NCC VISIT TO CHILE, URUGUAY AND ARGENTINA REOPENS "DISAPPEARED" 
DEBATE

 Oct. 18, 1999, NEW YORK CITY ---- Three weeks after a (U.S.) 
National Council of Churches (NCC) delegation visited Argentina, 
Chile and Uruguay to support families of the "disappeared," the 
public debate has been reopened in those countries.
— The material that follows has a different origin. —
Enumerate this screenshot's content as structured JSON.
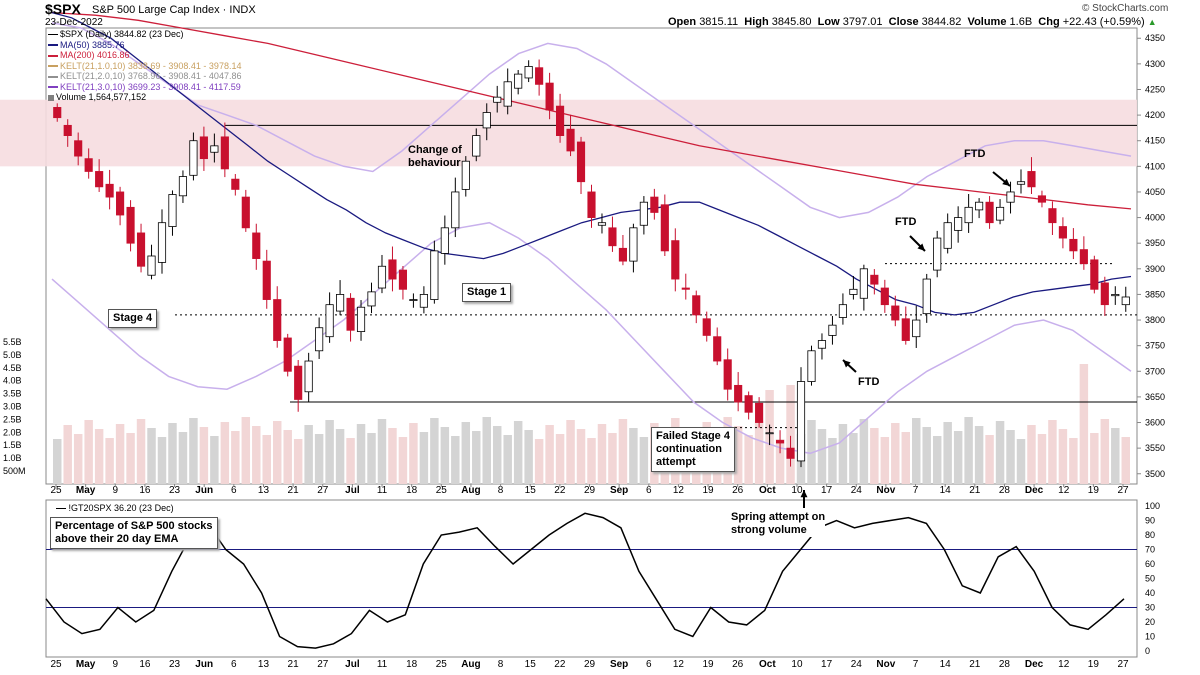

 "Our presence helped to reinvigorate the public debate on 
the question of the disappeared," said the Rev. Oscar Bolioli, 
Director of the NCC's Latin America and the Caribbean Office and 
a delegation member.  "The press, especially in Uruguay and 
Chile, were a good instrument for that."

 Four NCC representatives, including Rev. Bolioli and NCC 
General Secretary the Rev. Dr. Joan Brown Campbell, were 
accompanied by the President of the Latin American Council of 
Churches, Dr. Walter Altmann, on a Sept. 22-29 trip explicitly 
designed to encourage the political will to resolve the 
`disappeared' issue.  Yet "it is not a political issue for us, 
but an ethical issue.  Family members need knowledge of what 
happened to grieve properly.  They also desire acknowledgment 
that their "disappeared" were not criminals just because they had 
different ideas.

Presidential elections will take place in all three 
countries before year's end, and the group met with leading 
candidates to press the case of the families.  Families want the 
return of the bodies of the disappeared to give them proper 
burial, and in some cases want help finding "disappeared" who are 
still alive today - children who were taken from their imprisoned 
parents and put up for adoption.

 "In fact, the disappeared children who are alive are the 
main issue now," Rev. Bolioli said.  "We met with the 
Grandmothers of Plaza de Mayo.  Most of them are in their 70s and 
80s, and they want to find the grandchildren lost to them before 
they die."

 "Recent reports from Uruguay note that a judge there has 
begun to interrogate some retired military officials who many 
suspect were perpetrators of disappearances," Rev. Bolioli said.  
Following the visit, "there is a lot of renewed energy around the 
issue again, with family members and churches feeling that the 
international community didn't abandon them.  Support from the 
outside is very important since these issues are not popular in 
the power circles."

 Dr. Campbell wrote a letter calling on President Clinton to 
open U.S. government files on the three countries to possibly 
help locate the missing and she spoke with him about her concern 
during his annual breakfast with U.S. clergy on Sept. 28.  So 
far, Dr. Campbell has not received a response but Rev. Bolioli 
said, "We will need to mobilize in Washington, D.C. around this 
issue."

 Although the NCC has pressed the issue for many years, this 
trip was "a catalytic element," Rev. Bolioli said.  "It 
visualized our solidarity with them."